The Colliers Index has been downgraded to a 3 from a 6 in March. This score reflects the continued effects of COVID-19 upon economic conditions in the United States. Atlanta is no exception to the negative circumstances; however, its industry diversity and significance as a regional distribution hub will help the area recover quicker than most other major metros.
Current Market Conditions
Where to even begin? The economy has basically shut down and remains in flux. A recession is likely, if not already here. And the March jobs report reflected the beginning of the impact of COVID-19 to the nation's employment situation. The indicators remain discouraging.
Metro Atlanta is beginning to see a hit to its economy. The restaurant and hospitality sectors have been crushed. Job number from the latest data (February) are already showing losses. If not for positive Q1 office and industrial data, the index would be lower.
Stocks are in bear market territory, hitting levels not seen since 2017. Signs of revival have sprung up as of late, but the market will remain volatile until a promising end to the pandemic.
As anticipated, oil has dipped into the $20s and nations are running out of storage options as surpluses increase. OPEC is expected to make major cuts to production levels in the coming months.

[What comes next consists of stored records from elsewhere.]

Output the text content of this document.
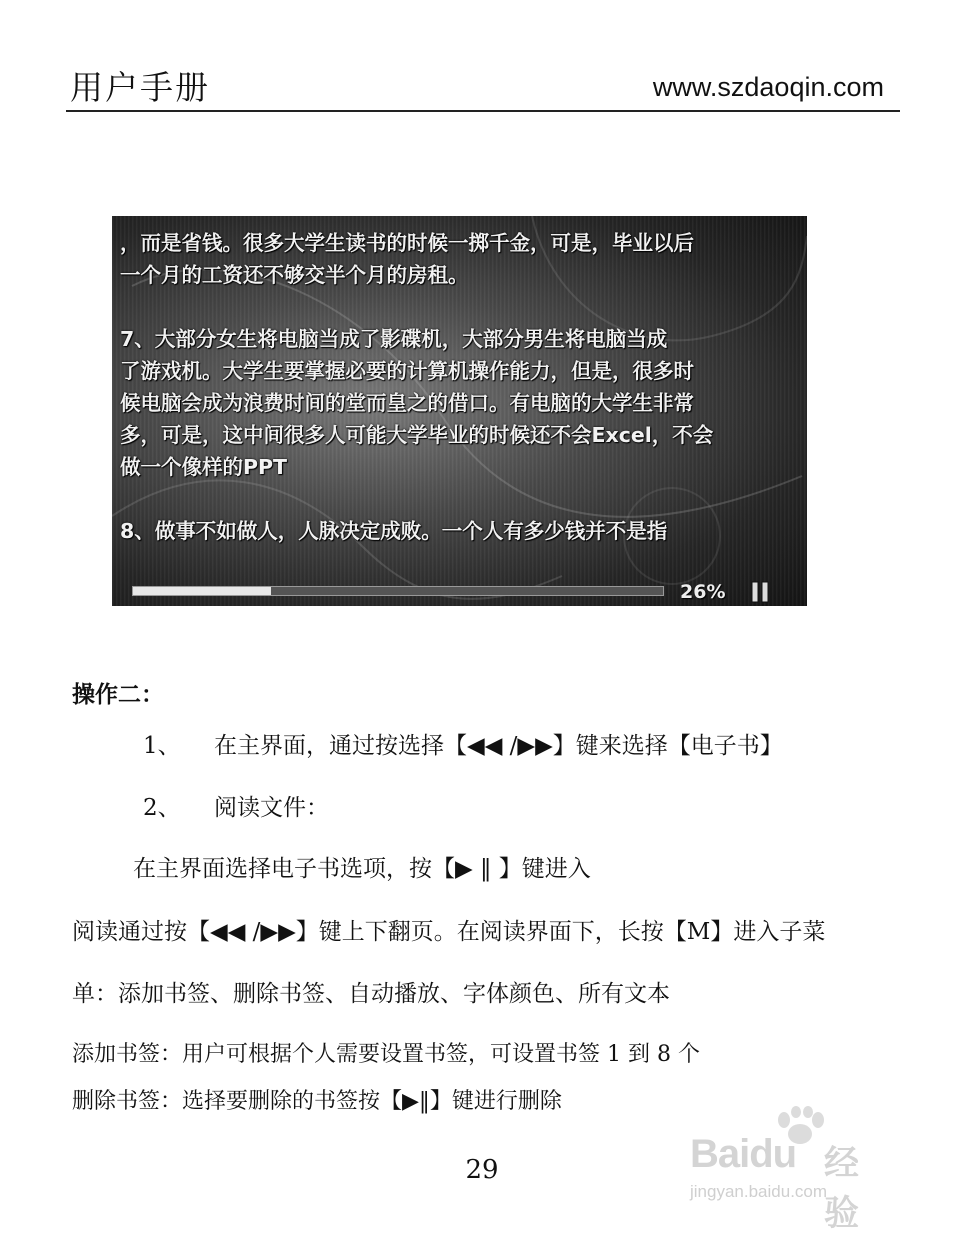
用户手册	www.szdaoqin.com
，而是省钱。很多大学生读书的时候一掷千金，可是，毕业以后
一个月的工资还不够交半个月的房租。
7、大部分女生将电脑当成了影碟机，大部分男生将电脑当成
了游戏机。大学生要掌握必要的计算机操作能力，但是，很多时
候电脑会成为浪费时间的堂而皇之的借口。有电脑的大学生非常
多，可是，这中间很多人可能大学毕业的时候还不会Excel，不会
做一个像样的PPT
8、做事不如做人，人脉决定成败。一个人有多少钱并不是指
26%
操作二：
1、 在主界面，通过按选择【◀◀ /▶▶】键来选择【电子书】
2、 阅读文件：
在主界面选择电子书选项，按【▶ ‖ 】键进入
阅读通过按【◀◀ /▶▶】键上下翻页。在阅读界面下，长按【M】进入子菜
单：添加书签、删除书签、自动播放、字体颜色、所有文本
添加书签：用户可根据个人需要设置书签，可设置书签 1 到 8 个
删除书签：选择要删除的书签按【▶‖】键进行删除
29	Baidu 经验
jingyan.baidu.com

The Fed slashed its benchmark interest rate to zero in March, and plans to keep it at this level until the economy has 'weathered' the COVID-19 pandemic. Quantitative easing of $700B is expected to be the first installment of more moves later to help keep markets calm.
Forecasted GDP from multiple sources show a bloodbath. Q1 is anticipated to be positive given productivity in the first 2 months of the year; however Q2 projections of -34.0% are staggering.